Most of the time, I cook dinner, take pictures, and usually try to blog it the next day. And I try to bring you at least three or four new recipes a week. I'm busy, I know. And I consider myself very blessed and fortunate that it works out that way for me most of the time. But every now and then it takes a few tries to get a recipe right. Like this pasta. This is Spicy Chicken Rigatoni.
I saw something kinda similar on Pinterest, but I had to change it up some, of course. I just can't leave well enough alone. I'm one of those moms who will just do it myself since I can't get anyone in the house to do it my way and it's easier to just do it than to argue or try to teach someone the right way. That's probably doing my kids a disservice on some level, but maybe they'll take away the fact that doing things right is the way they should do things when they're grown.
Anywho, the first time I made this pasta, the flavor was awesome, but I had a little problem with the cheese. It seized up on me and stuck to the chicken and there was no sauce at all. The second time I made it, I added chicken stock to the recipe, but the cheese still seized up. I went back to the source of the similar pasta and read the comments and found that other people had that problem too.
So I thought long and hard and my brain flipped the light bulb switch. I make a lot of cheese sauces and I add the cheese after the liquid boils, but I do it off of the heat and in small amounts. So I tried that here. Voila! It worked! Creamy, cheesy sauce. This pasta also has sundried tomatoes, which my husband will tell you he doesn't care for. But he loved this pasta so much that he asked me to make it again next week. Even my picky son ate it all three times and loved it. And I hope you love it too!
SPICY CHICKEN RIGATONI
2 large boneless, skinless chicken breasts, cubed
2 T butter
1 lb rigatoni (or your favorite shape pasta)
One 8.5 ounce sundried tomatoes in oil, well drained
1 onion, chopped
4 cloves garlic, minced
2 teaspoons smoked paprika
2 C half & half
1 C chicken stock
1 1/2 C shredded Mozzarella
1/2 C shredded Asiago cheese
Red chili flakes, to taste
2 T chopped fresh basil
Salt & pepper, to taste
Cook the pasta according to package directions.

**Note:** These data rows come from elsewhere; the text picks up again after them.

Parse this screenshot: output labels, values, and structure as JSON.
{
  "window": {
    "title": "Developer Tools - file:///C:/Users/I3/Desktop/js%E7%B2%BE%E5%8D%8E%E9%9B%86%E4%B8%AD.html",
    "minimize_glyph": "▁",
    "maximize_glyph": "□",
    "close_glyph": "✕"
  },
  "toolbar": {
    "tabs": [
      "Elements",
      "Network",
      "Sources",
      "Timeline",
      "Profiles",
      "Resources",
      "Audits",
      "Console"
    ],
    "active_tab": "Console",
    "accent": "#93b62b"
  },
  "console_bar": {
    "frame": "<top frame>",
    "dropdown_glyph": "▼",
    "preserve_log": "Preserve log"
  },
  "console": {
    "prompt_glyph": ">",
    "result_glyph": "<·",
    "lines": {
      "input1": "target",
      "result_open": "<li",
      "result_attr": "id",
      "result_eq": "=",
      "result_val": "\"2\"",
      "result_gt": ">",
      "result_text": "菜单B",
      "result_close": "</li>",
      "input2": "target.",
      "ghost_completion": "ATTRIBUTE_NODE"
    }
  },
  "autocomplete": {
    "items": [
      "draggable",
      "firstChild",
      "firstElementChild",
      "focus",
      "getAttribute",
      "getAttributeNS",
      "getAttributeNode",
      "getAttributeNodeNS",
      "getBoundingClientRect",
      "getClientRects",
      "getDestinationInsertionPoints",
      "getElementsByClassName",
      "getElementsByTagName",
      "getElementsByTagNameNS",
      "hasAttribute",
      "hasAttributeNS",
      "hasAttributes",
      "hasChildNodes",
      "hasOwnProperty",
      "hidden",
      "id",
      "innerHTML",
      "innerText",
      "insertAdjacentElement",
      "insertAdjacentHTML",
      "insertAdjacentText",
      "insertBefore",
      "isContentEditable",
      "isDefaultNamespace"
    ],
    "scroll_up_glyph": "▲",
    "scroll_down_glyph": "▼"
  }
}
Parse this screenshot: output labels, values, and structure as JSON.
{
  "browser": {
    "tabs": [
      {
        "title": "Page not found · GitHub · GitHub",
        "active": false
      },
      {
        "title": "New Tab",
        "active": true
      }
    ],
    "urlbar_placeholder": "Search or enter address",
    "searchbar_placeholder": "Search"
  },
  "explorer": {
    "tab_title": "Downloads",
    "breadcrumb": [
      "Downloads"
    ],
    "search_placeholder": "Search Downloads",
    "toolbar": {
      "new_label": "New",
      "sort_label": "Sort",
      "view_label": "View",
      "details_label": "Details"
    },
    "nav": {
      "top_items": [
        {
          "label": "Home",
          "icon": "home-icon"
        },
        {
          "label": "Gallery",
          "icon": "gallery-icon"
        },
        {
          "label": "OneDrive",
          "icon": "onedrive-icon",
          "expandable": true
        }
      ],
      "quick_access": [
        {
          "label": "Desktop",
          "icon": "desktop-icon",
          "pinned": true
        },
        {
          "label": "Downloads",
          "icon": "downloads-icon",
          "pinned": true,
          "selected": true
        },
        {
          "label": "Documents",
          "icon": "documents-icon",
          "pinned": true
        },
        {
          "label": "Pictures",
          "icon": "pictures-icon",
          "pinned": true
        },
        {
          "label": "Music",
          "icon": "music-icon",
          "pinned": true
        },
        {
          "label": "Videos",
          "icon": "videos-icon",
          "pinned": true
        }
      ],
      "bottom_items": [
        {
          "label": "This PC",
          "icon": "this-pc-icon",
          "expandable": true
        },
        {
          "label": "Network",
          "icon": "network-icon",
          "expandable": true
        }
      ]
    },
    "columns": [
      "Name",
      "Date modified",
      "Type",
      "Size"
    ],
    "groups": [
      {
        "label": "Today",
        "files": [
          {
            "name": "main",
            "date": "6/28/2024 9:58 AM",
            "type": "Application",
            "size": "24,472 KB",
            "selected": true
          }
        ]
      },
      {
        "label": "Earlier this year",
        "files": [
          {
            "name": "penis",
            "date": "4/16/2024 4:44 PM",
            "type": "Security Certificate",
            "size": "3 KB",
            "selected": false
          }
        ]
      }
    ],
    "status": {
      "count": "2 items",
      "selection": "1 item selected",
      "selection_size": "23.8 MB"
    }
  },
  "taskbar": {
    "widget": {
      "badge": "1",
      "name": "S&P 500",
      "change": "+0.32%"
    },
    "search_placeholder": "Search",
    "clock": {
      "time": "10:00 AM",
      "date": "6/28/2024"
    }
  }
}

Meanwhile, melt the butter in a large skillet or dutch oven and drizzle in some olive oil. Cook the chicken until tender, about 5-6 minutes. Spoon the chicken out of the skillet and put on a plate. Cover the plate to keep the chicken warm. Turn the heat up a little bit and add in the onion. Cook the onion until tender. Add in the garlic, sundried tomatoes, smoked paprika, chicken stock, cooked chicken and any juice on the plate, half & half, red chili flakes to taste, and salt & pepper to taste. Bring it to a rapid boil. Remove the sauce from the heat and stir in the Mozzarella in small amounts until it is melted and the sauce is smooth. Stir in the Asiago cheese the same way. Stir in the basil and the drained pasta and serve.